Vibration monitoring is a common maintenance procedure. Vibration analysis is a powerful tool for evaluating the state of machinery and avoiding unexpected faults.
Motors must be adequately regulated to ensure compliance with those vibration rates. Vibration is actually created by forces that result from the uneven distribution of a moving body’s mass. The equilibrium method aims to improve the distribution of mass, thus reducing unbalanced forces which may be counterproductive to the machinery.
After analysing the vibration on the motor we have to troubleshoot it, here are some tips to troubleshoot vibration:
1. Visual check the foundation:
A rigid and massive foundation is ideal, as it minimizes the observed background vibration at the engine or other equipment. A solid foundation is less active, thus limiting the total movement of the system and therefore the vibration level of the machine due to its own mass and rigidity.
2. Check machine mounting:
Just as critical as the foundation itself is how the machine is connected to the foundation. Induction motors are usually fitted with instruction books to help ensure the unit is maintained according to the instructions of the manufacturer.
Bolting: The bolts used to attach the engine to the base via the motor feet are one of the most basic items when mounting the motor. Though these are basic in design, they seem to be troublesome. Ensure the bolts are sized in accordance with the manufacturer’s recommendations and verify all of the foot mounting bolts are properly torqued.

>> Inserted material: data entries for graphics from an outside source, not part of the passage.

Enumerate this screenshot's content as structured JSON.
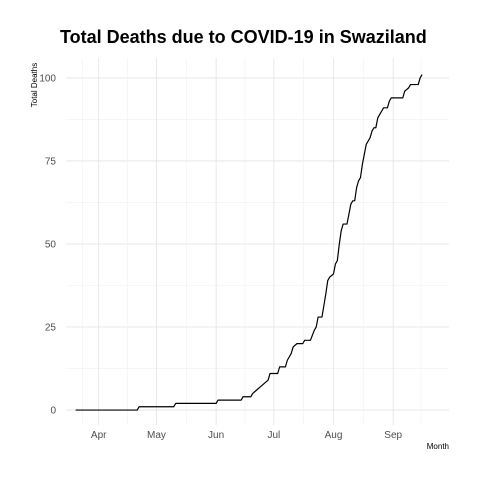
{
  "chart_data": {
    "type": "line",
    "title": "Total Deaths due to COVID-19 in Swaziland",
    "xlabel": "Month",
    "ylabel": "Total Deaths",
    "grid": true,
    "legend": "none",
    "xlim": [
      "2020-03-15",
      "2020-09-30"
    ],
    "ylim": [
      -4.5,
      106
    ],
    "x_ticks": [
      {
        "date": "2020-04-01",
        "label": "Apr"
      },
      {
        "date": "2020-05-01",
        "label": "May"
      },
      {
        "date": "2020-06-01",
        "label": "Jun"
      },
      {
        "date": "2020-07-01",
        "label": "Jul"
      },
      {
        "date": "2020-08-01",
        "label": "Aug"
      },
      {
        "date": "2020-09-01",
        "label": "Sep"
      }
    ],
    "y_ticks": [
      0,
      25,
      50,
      75,
      100
    ],
    "series": [
      {
        "color": "#000000",
        "points": [
          [
            "2020-03-20",
            0
          ],
          [
            "2020-04-21",
            0
          ],
          [
            "2020-04-22",
            1
          ],
          [
            "2020-05-10",
            1
          ],
          [
            "2020-05-11",
            2
          ],
          [
            "2020-06-01",
            2
          ],
          [
            "2020-06-02",
            3
          ],
          [
            "2020-06-14",
            3
          ],
          [
            "2020-06-15",
            4
          ],
          [
            "2020-06-19",
            4
          ],
          [
            "2020-06-20",
            5
          ],
          [
            "2020-06-22",
            6
          ],
          [
            "2020-06-24",
            7
          ],
          [
            "2020-06-26",
            8
          ],
          [
            "2020-06-28",
            9
          ],
          [
            "2020-06-29",
            11
          ],
          [
            "2020-07-03",
            11
          ],
          [
            "2020-07-04",
            13
          ],
          [
            "2020-07-07",
            13
          ],
          [
            "2020-07-08",
            15
          ],
          [
            "2020-07-10",
            17
          ],
          [
            "2020-07-11",
            19
          ],
          [
            "2020-07-13",
            20
          ],
          [
            "2020-07-16",
            20
          ],
          [
            "2020-07-17",
            21
          ],
          [
            "2020-07-20",
            21
          ],
          [
            "2020-07-22",
            24
          ],
          [
            "2020-07-23",
            25
          ],
          [
            "2020-07-24",
            28
          ],
          [
            "2020-07-26",
            28
          ],
          [
            "2020-07-28",
            35
          ],
          [
            "2020-07-29",
            39
          ],
          [
            "2020-07-30",
            40
          ],
          [
            "2020-08-01",
            41
          ],
          [
            "2020-08-02",
            44
          ],
          [
            "2020-08-03",
            45
          ],
          [
            "2020-08-04",
            50
          ],
          [
            "2020-08-05",
            54
          ],
          [
            "2020-08-06",
            56
          ],
          [
            "2020-08-08",
            56
          ],
          [
            "2020-08-09",
            59
          ],
          [
            "2020-08-10",
            62
          ],
          [
            "2020-08-11",
            63
          ],
          [
            "2020-08-12",
            63
          ],
          [
            "2020-08-13",
            67
          ],
          [
            "2020-08-14",
            69
          ],
          [
            "2020-08-15",
            70
          ],
          [
            "2020-08-16",
            74
          ],
          [
            "2020-08-17",
            77
          ],
          [
            "2020-08-18",
            80
          ],
          [
            "2020-08-19",
            81
          ],
          [
            "2020-08-20",
            82
          ],
          [
            "2020-08-21",
            84
          ],
          [
            "2020-08-22",
            85
          ],
          [
            "2020-08-23",
            85
          ],
          [
            "2020-08-24",
            88
          ],
          [
            "2020-08-25",
            89
          ],
          [
            "2020-08-26",
            90
          ],
          [
            "2020-08-27",
            91
          ],
          [
            "2020-08-29",
            91
          ],
          [
            "2020-08-30",
            93
          ],
          [
            "2020-08-31",
            94
          ],
          [
            "2020-09-06",
            94
          ],
          [
            "2020-09-07",
            96
          ],
          [
            "2020-09-09",
            97
          ],
          [
            "2020-09-10",
            98
          ],
          [
            "2020-09-14",
            98
          ],
          [
            "2020-09-15",
            100
          ],
          [
            "2020-09-16",
            101
          ]
        ]
      }
    ]
  }
}
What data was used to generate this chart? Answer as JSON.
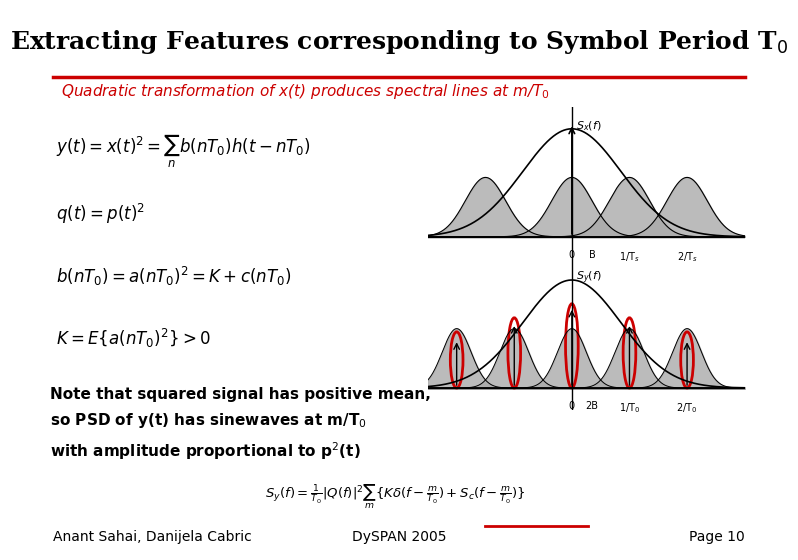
{
  "title": "Extracting Features corresponding to Symbol Period T$_0$",
  "title_fontsize": 18,
  "subtitle": "Quadratic transformation of x(t) produces spectral lines at m/T$_0$",
  "subtitle_color": "#cc0000",
  "subtitle_fontsize": 11,
  "bg_color": "#ffffff",
  "line_color": "#cc0000",
  "note_text": "Note that squared signal has positive mean,\nso PSD of y(t) has sinewaves at m/T$_0$\nwith amplitude proportional to p$^2$(t)",
  "note_fontsize": 11,
  "note_bold": true,
  "footer_left": "Anant Sahai, Danijela Cabric",
  "footer_center": "DySPAN 2005",
  "footer_right": "Page 10",
  "footer_fontsize": 10,
  "eq1": "$y(t) = x(t)^2 = \\sum_n b(nT_0) h(t - nT_0)$",
  "eq2": "$q(t) = p(t)^2$",
  "eq3": "$b(nT_0) = a(nT_0)^2 = K + c(nT_0)$",
  "eq4": "$K = E\\{a(nT_0)^2\\} > 0$",
  "eq_formula": "$S_y(f) = \\frac{1}{T_0}\\left|Q(f)\\right|^2\\sum_m \\{K\\delta(f - \\frac{m}{T_0}) + S_c(f - \\frac{m}{T_0})\\}$",
  "graph1_label": "$S_x(f)$",
  "graph2_label": "$S_y(f)$",
  "graph1_xticks": [
    "0",
    "B",
    "1/T$_s$",
    "2/T$_s$"
  ],
  "graph2_xticks": [
    "0",
    "2B",
    "1/T$_0$",
    "2/T$_0$"
  ],
  "gray_color": "#999999",
  "dark_gray": "#777777",
  "red_circle_color": "#cc0000"
}
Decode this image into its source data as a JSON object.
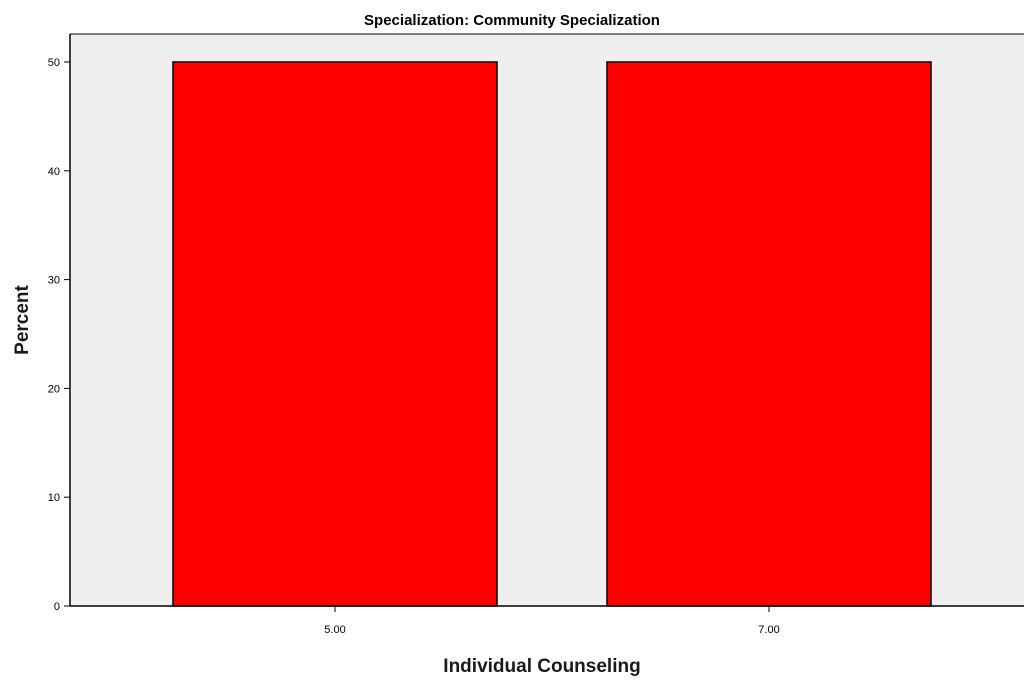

Shims: Shims, another fairly basic element that often creates a number of problems, is meant to fix the poor foot as well as to change the orientation of the unit. Shims should cover as much of the foot surface as possible and be as thick as practical for the requirement, making sure to use the smallest amount of shims.
Soft foot: Soft foot can play a major role in an induction motor’s vibration. Even though any motor may be adversely affected, 2-pole devices are particularly vulnerable to weak foot problems owing to their design’s erratic electromagnetic forces within the air gap.
3. Determine Rotor Critical Speeds and System Natural Frequencies:
Rotor critical speed - Coast-down monitoring can be used to evaluate natural device frequencies but this technique is most widely used to calculate critical rotor speeds. With very few examples, rotor critical speeds are only a concern when dealing with certain 2-pole (and sometimes 4-pole) rotors.
Natural frequencies/bump test - Normal frequencies from the system can also be quite dangerous because they overlap with frequencies pressuring the system. Suspect this type of problem where vibration on one axis is much stronger than on another, or when the frequency does not seem to be disturbed, regardless of the corrections made.
The best data for determination of a system natural frequency is provided via dual-channel impact testing using an instrumented modal hammer and a vibration transducer.
4. Coupling half and motor shaft keyway checks:
A frequent source of mechanical unbalance with engine startups derives from inadequate connecting hubs main trimming. For the shaft section where the coupling hub is located, the optimal key design uses a full key and then steps down to a half key.
A large mechanical unbalance is created by using a complete key that does not step down to a half key. Please follow the advice of the manufacturer to achieve best results.